Comme malheureusement dans bien des pays, les idées réactionnaires progressent donc au Chili. Mais la cause de la défaite de la gauche est surtout à chercher du côté… de la gauche elle-même. Sa candidate, Jeannette Jara, est membre du Parti communiste. La droite s’en est servie pour agiter la peur du rouge, alors que Jeannette Jara n’avait vraiment rien pour effrayer la bourgeoisie. À la tête d’une coalition allant jusqu’au centre, elle a même déclaré lors d’une interview que, si elle était élue, elle suspendrait son adhésion au parti. De l’autre côté, aux yeux des couches populaires, elle a incarné surtout la continuité avec le gouvernement précédent qui, élu dans la foulée de la révolte sociale de 2019, a déçu toutes les attentes. En effet sous ce gouvernement rien n’a vraiment changé : la pauvreté n’a pas diminué et la crise du logement s’est amplifiée. Même le système de retraite par capitalisation individuelle, haï par la population, et dont les manifestants exigeaient l’abrogation, est toujours en place. Ce système qui profite aux groupes financiers avait été instauré par la dictature de Pinochet.
Dans ces élections, la gauche a accepté que l’essentiel du débat politique porte sur les thèmes mis en avant par les grands médias et par l’extrême droite : l’immigration, surtout d’origine vénézuélienne, et la délinquance. Jeannette Jara a accusé les médias d’avoir « inventé une peur collective, contrôlé l’esprit des gens », mais elle a suivi le mouvement. Lors du dernier grand débat télévisé face à Kast, la candidate « communiste » s’est placée sur le même terrain, proposant, si elle était élue, d’organiser cent opérations policières massives dès les cent premiers jours de son mandat et de construire cinq nouvelles prisons. Concernant la crise du logement, dramatique pour toute une partie de la classe ouvrière, les deux candidats sont tombés d’accord sur la « solution » : mettre fin par la force aux occupations illégales.

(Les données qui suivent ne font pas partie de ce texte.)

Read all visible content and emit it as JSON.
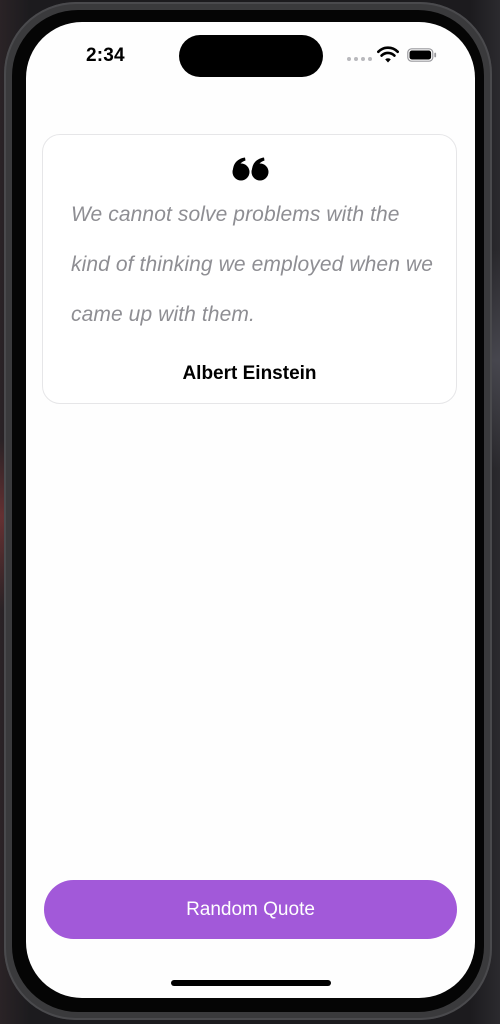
{
  "status_bar": {
    "time": "2:34"
  },
  "quote": {
    "text": "We cannot solve problems with the kind of thinking we employed when we came up with them.",
    "author": "Albert Einstein",
    "icon": "quote-mark-icon"
  },
  "actions": {
    "random_quote_label": "Random Quote"
  },
  "colors": {
    "accent": "#a259d9",
    "quote_text": "#8e8e93",
    "card_border": "#e6e6e8"
  }
}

La révolte sociale de 2019 s’était prolongée par un mouvement massif d’occupation de grandes propriétés foncières par des familles sans solution. On compte aujourd’hui au Chili près de 1 500 lieux d’occupation « illégale » de terrains, soit 50 % de plus qu’en décembre 2019. Sur cette question, quelques jours encore avant le scrutin, le gouvernement de gauche a montré, de quel côté il se plaçait. À la demande des propriétaires fonciers, un tribunal ayant décidé l’expulsion de 4 000 familles qui occupaient 215 hectares de terrains privés sur une colline à côté de la ville de San Antonio, au sud de Valparaiso, le gouvernement de gauche a accepté cette décision. Ces familles, arrivées après 2019, s’étaient organisées en une quarantaine de coopératives et le bidonville originel avait pris peu à peu l’apparence d’une vraie ville de 14 000 habitants. Suite à cela, le gouvernement s’est borné à exproprier – contre indemnisation aux propriétaires – une centaine d’hectares pour construire, plus tard, des logements destinés à une partie des familles expulsées.
Après le mouvement populaire de 2019 qui avait débouché sur l’installation du gouvernement Boric, cette gauche au pouvoir a mené les aspirations populaires dans l’impasse et, en fait, ouvert un boulevard à la droite et à des nostalgiques de la dictature. Il faut constater aujourd’hui que le mouvement populaire, s’il se renouvelle, devra se méfier comme de la peste de ce genre de faux amis et se donner les moyens de s’opposer aux vrais maîtres du pays pour leur disputer le pouvoir.